Das graue Männlein von Altdorf
[107] 12 Das graue Männlein von Altdorf
Dort wo die beiden Zornarme, die gelbe, die Walscheider, und die weiße, die Dagsburger, zusammenfließen, am Enteneck, ligt auf dem umfloßenen Bergrücken Altdorf. Nach den vorhandenen Spuren eine alte Dorfanlage, die wol in den Erbstreitigkeiten bei Aussterben der Dagsburger Grafen zerstört wurde. Die Umwoner [108] schreiben dem Orte jedoch ein vil größeres Alter, ein heidnisches, zu. Zu unterstüzen scheint diß der Name Enteneck[1], der nahe ligende Ort Dreiheiligen, ein gallorömisches Grabfeld und die uralte Befestigung das Heidenschlößel. Für die Umwoner ist der Ort auch unheimlich. – Ein Schwesternpar gieng einst auf Altdorf, um Bucheln zu sammeln. Die eine fand an einer Stelle die Bucheln haufenweise ligen. Freudig raffte sie dieselben zusammen, als plözlich ir ein schwarzer kleiner Hund über die Hände lief. Erstaunt schaute sie auf und sah unfern ein kleines graues Männchen sten. Auf iren Angstruf kam die Schwester herbei. Auch dise erblickte das Männchen, das die Schwestern ernst und schweigend ansah. Die Schwestern wagten sich nicht zu rüren und standen lautlos und zitternd da.

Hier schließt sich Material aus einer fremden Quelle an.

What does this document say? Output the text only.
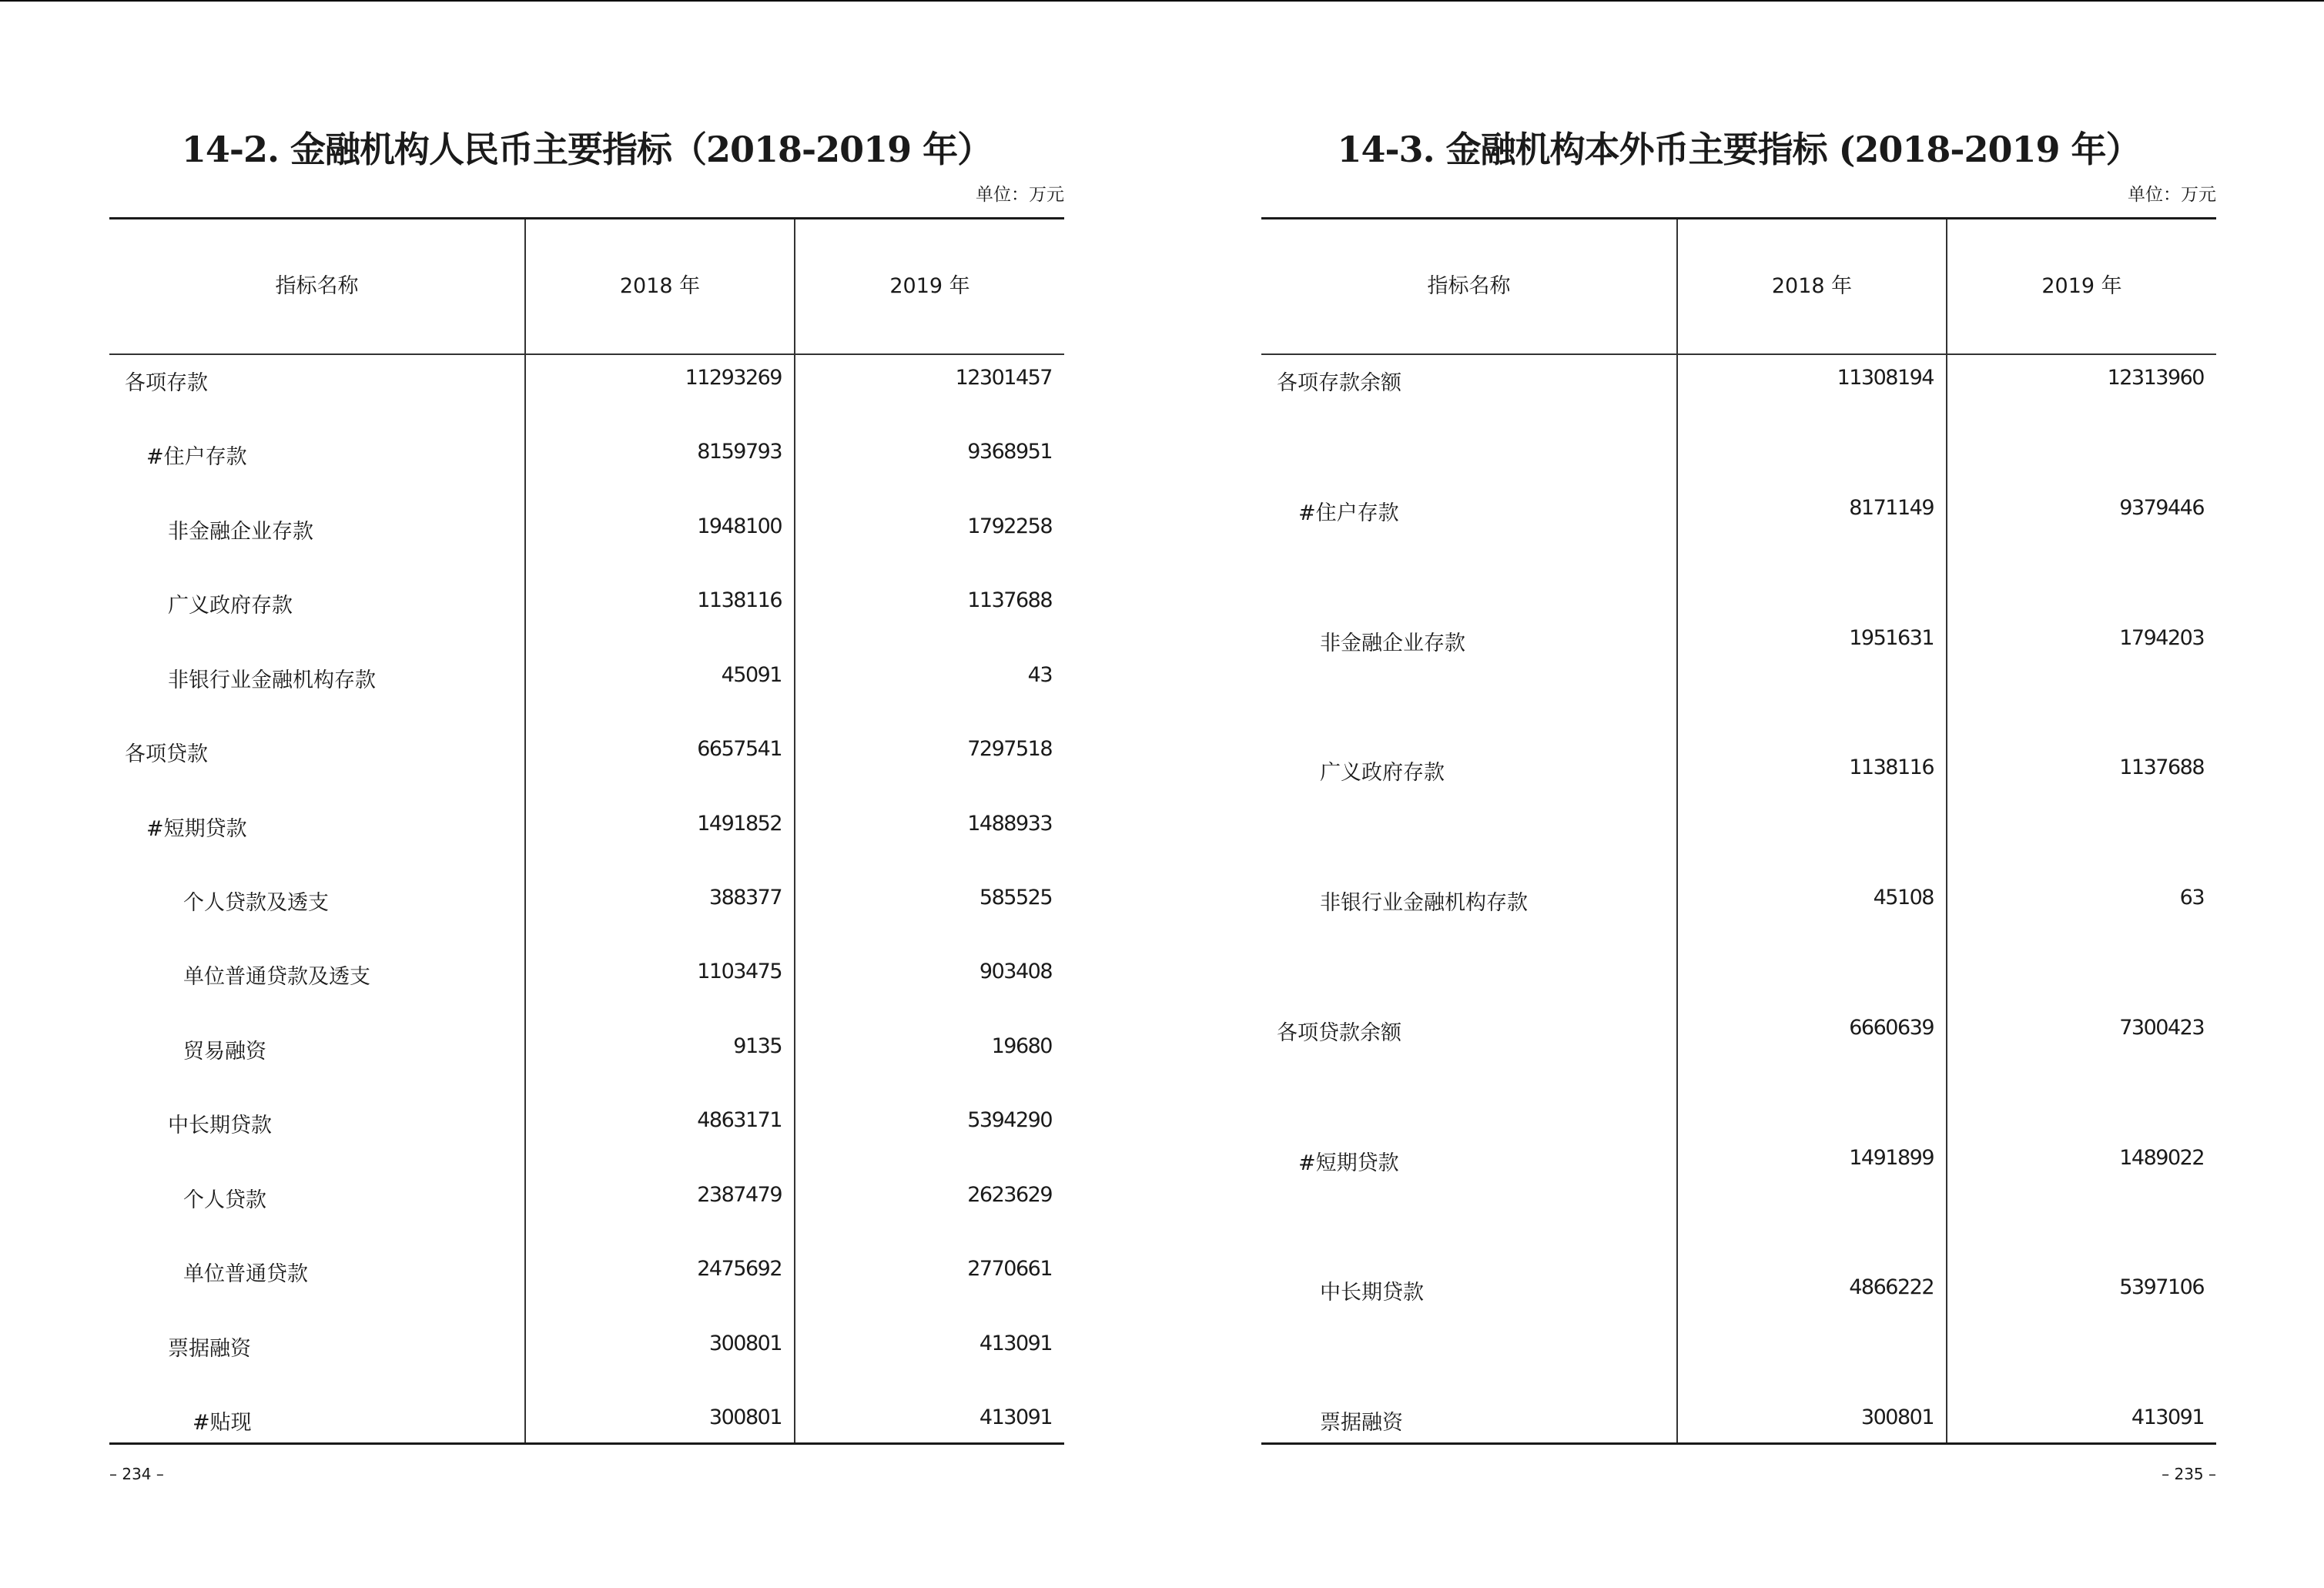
14-2. 金融机构人民币主要指标（2018-2019 年）
单位：万元
指标名称	2018 年	2019 年
各项存款	11293269	12301457
#住户存款	8159793	9368951
非金融企业存款	1948100	1792258
广义政府存款	1138116	1137688
非银行业金融机构存款	45091	43
各项贷款	6657541	7297518
#短期贷款	1491852	1488933
个人贷款及透支	388377	585525
单位普通贷款及透支	1103475	903408
贸易融资	9135	19680
中长期贷款	4863171	5394290
个人贷款	2387479	2623629
单位普通贷款	2475692	2770661
票据融资	300801	413091
#贴现	300801	413091
– 234 –
14-3. 金融机构本外币主要指标 (2018-2019 年）
单位：万元
指标名称	2018 年	2019 年
各项存款余额	11308194	12313960
#住户存款	8171149	9379446
非金融企业存款	1951631	1794203
广义政府存款	1138116	1137688
非银行业金融机构存款	45108	63
各项贷款余额	6660639	7300423
#短期贷款	1491899	1489022
中长期贷款	4866222	5397106
票据融资	300801	413091
– 235 –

Zufälligerweise kam ein Bursch hinzu, der, als er die Erscheinung sah, mutwillig ausrief: Was tust du hier, du Nichtsnuz! – Da rief das Männchen zürnend zurück: Was fragst du mich, hab ich dich gefragt, du bist nichts nutz und so sollen deine Kinder sein biß in das 7. Glid. Nach diser Verwünschung verschwand das Männchen. Die Verwünschung traf aber ein. Die Familie, die früher wolhabend gewesen war, kam zurück und auch iren Nachkomen gelang es nicht vorwärts zu kommen, sie sind, wie allgemeine Meinung in der Gegend, verwünscht.
- ↑ Ueber den Namen vrgl. Mone: Anzeiger 1836. 1 ff. Grimm Myth. 3. Aufl. S. 430.